It's known that the following function (which is a variant of $L_2$-Regression) is homogeneous of degree 1 for every matrix $A \in \mathbb{R}^{n \times m}$ and $x \in \mathbb{R}^m$: $$\left|\left| Ax \right| \right|_2.$$
Let $A \in \mathbb{R}^{n \times m}$ be a matrix, then homogeneous of degree 1 in our context, means that for every $x \in \mathbb{R}^m$ and every $b \in \mathbb{R}_+$ : $$ f(bx) = \left|\left| Abx \right| \right|_2 = b \cdot \left|\left| Ax \right| \right|_2 = b f(x)$$
My interest is to know how does this property changes when translation is added to the mix, in other words, let $g : \mathbb{R}^m \to [0,\infty)$ be the following function:
$$ g(x) = \left|\left| Ax + v \right| \right|_2,$$ where $v \in \mathbb{R}^{n}$.
Is $g$ homogeneous of some degree? or can we establish that for any $b \geq 1$, there exists some constant $L$ such that for every $x \in \mathbb{R}^m$ the following holds: $$ g(bx) \leq b^L \cdot g(x) \ ?$$
Please advise.
If $g:x\mapsto \left|\left| Ax + v \right| \right|_2$ is homogeneous with degree $\alpha>0$, then for $b\geq 0$, $\|bAx+v\|=b^\alpha \|Ax + v\|$. Letting $b\to0$ yields $\|v\|=0$, hence $v=0$, thus $A=0$ or ($A\neq 0$ and $\alpha=1$).

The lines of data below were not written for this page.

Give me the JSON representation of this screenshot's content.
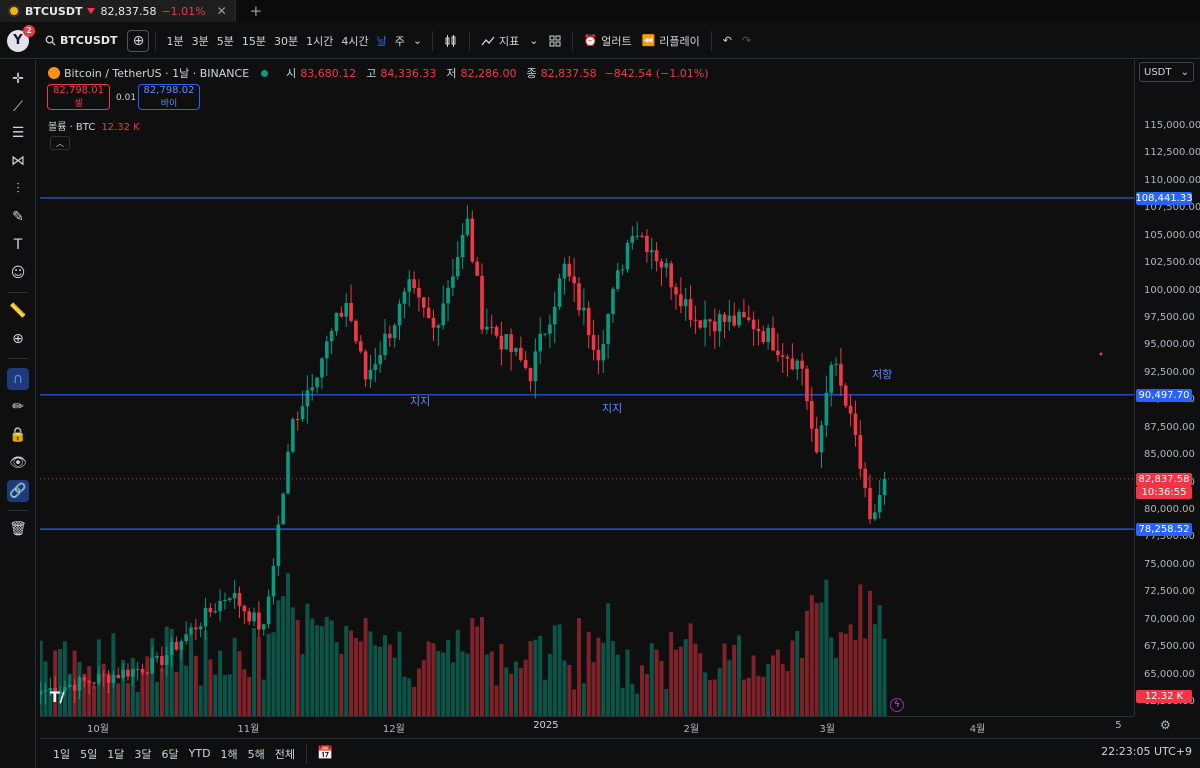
{
  "browser_tab": {
    "symbol": "BTCUSDT",
    "price": "82,837.58",
    "change": "−1.01%"
  },
  "toolbar": {
    "avatar_letter": "Y",
    "notification_count": "2",
    "symbol": "BTCUSDT",
    "timeframes": [
      "1분",
      "3분",
      "5분",
      "15분",
      "30분",
      "1시간",
      "4시간",
      "날",
      "주"
    ],
    "active_timeframe": "날",
    "indicators_label": "지표",
    "alert_label": "얼러트",
    "replay_label": "리플레이"
  },
  "legend": {
    "title": "Bitcoin / TetherUS · 1날 · BINANCE",
    "open_label": "시",
    "open": "83,680.12",
    "high_label": "고",
    "high": "84,336.33",
    "low_label": "저",
    "low": "82,286.00",
    "close_label": "종",
    "close": "82,837.58",
    "change": "−842.54 (−1.01%)"
  },
  "trade": {
    "sell_price": "82,798.01",
    "sell_label": "셀",
    "spread": "0.01",
    "buy_price": "82,798.02",
    "buy_label": "바이"
  },
  "volume_legend": {
    "label": "볼륨 · BTC",
    "value": "12.32 K"
  },
  "currency": "USDT",
  "price_ticks": [
    "115,000.00",
    "112,500.00",
    "110,000.00",
    "107,500.00",
    "105,000.00",
    "102,500.00",
    "100,000.00",
    "97,500.00",
    "95,000.00",
    "92,500.00",
    "90,000.00",
    "87,500.00",
    "85,000.00",
    "82,500.00",
    "80,000.00",
    "77,500.00",
    "75,000.00",
    "72,500.00",
    "70,000.00",
    "67,500.00",
    "65,000.00",
    "62,500.00"
  ],
  "horizontal_lines": [
    {
      "price": 108441.33,
      "label": "108,441.33",
      "color": "#2962ff"
    },
    {
      "price": 90497.7,
      "label": "90,497.70",
      "color": "#2962ff"
    },
    {
      "price": 78258.52,
      "label": "78,258.52",
      "color": "#2962ff"
    }
  ],
  "annotations": [
    {
      "text": "지지",
      "anchor": "first support touch (early Dec)"
    },
    {
      "text": "지지",
      "anchor": "second support touch (early Jan)"
    },
    {
      "text": "저항",
      "anchor": "resistance (mid Mar)"
    }
  ],
  "last_price_tag": {
    "price": "82,837.58",
    "countdown": "10:36:55"
  },
  "volume_tag": "12.32 K",
  "time_labels": [
    "10월",
    "11월",
    "12월",
    "2025",
    "2월",
    "3월",
    "4월",
    "5"
  ],
  "range_buttons": [
    "1일",
    "5일",
    "1달",
    "3달",
    "6달",
    "YTD",
    "1해",
    "5해",
    "전체"
  ],
  "clock": "22:23:05 UTC+9",
  "colors": {
    "up": "#089981",
    "down": "#f23645",
    "line": "#2962ff",
    "bg": "#0f0f0f"
  },
  "chart_data": {
    "type": "candlestick",
    "symbol": "BTCUSDT",
    "interval": "1D",
    "ylim": [
      61500,
      117000
    ],
    "anchors": [
      {
        "date": "2024-09-20",
        "close": 63500
      },
      {
        "date": "2024-10-01",
        "close": 64500
      },
      {
        "date": "2024-10-14",
        "close": 66000
      },
      {
        "date": "2024-10-29",
        "close": 72500
      },
      {
        "date": "2024-11-05",
        "close": 69000
      },
      {
        "date": "2024-11-11",
        "close": 88000
      },
      {
        "date": "2024-11-22",
        "close": 99000
      },
      {
        "date": "2024-11-26",
        "close": 92000
      },
      {
        "date": "2024-12-05",
        "close": 100000
      },
      {
        "date": "2024-12-10",
        "close": 96500
      },
      {
        "date": "2024-12-17",
        "close": 106000
      },
      {
        "date": "2024-12-20",
        "close": 97500
      },
      {
        "date": "2024-12-30",
        "close": 92500
      },
      {
        "date": "2025-01-06",
        "close": 102000
      },
      {
        "date": "2025-01-13",
        "close": 94500
      },
      {
        "date": "2025-01-20",
        "close": 106000
      },
      {
        "date": "2025-01-24",
        "close": 104000
      },
      {
        "date": "2025-02-02",
        "close": 97500
      },
      {
        "date": "2025-02-14",
        "close": 97000
      },
      {
        "date": "2025-02-24",
        "close": 93000
      },
      {
        "date": "2025-02-27",
        "close": 84500
      },
      {
        "date": "2025-03-02",
        "close": 94000
      },
      {
        "date": "2025-03-07",
        "close": 86500
      },
      {
        "date": "2025-03-10",
        "close": 78500
      },
      {
        "date": "2025-03-13",
        "close": 82800
      }
    ],
    "last_close": 82837.58,
    "last_volume": "12.32 K"
  }
}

The last claim written by the OP is false in general. It is trivial if $A=0$ or $b=1$. Suppose for the sake of contradiction that it holds when $A\neq 0$ and $b>1$. Since $A\neq 0$, there exists some $x$ such that $Ax+v=0$, hence $g(x)=0$ and $g(bx)=0$, thus $bAx+v=0$. Since $v\neq 0$ (from context), we must have $b=1$, a contradiction.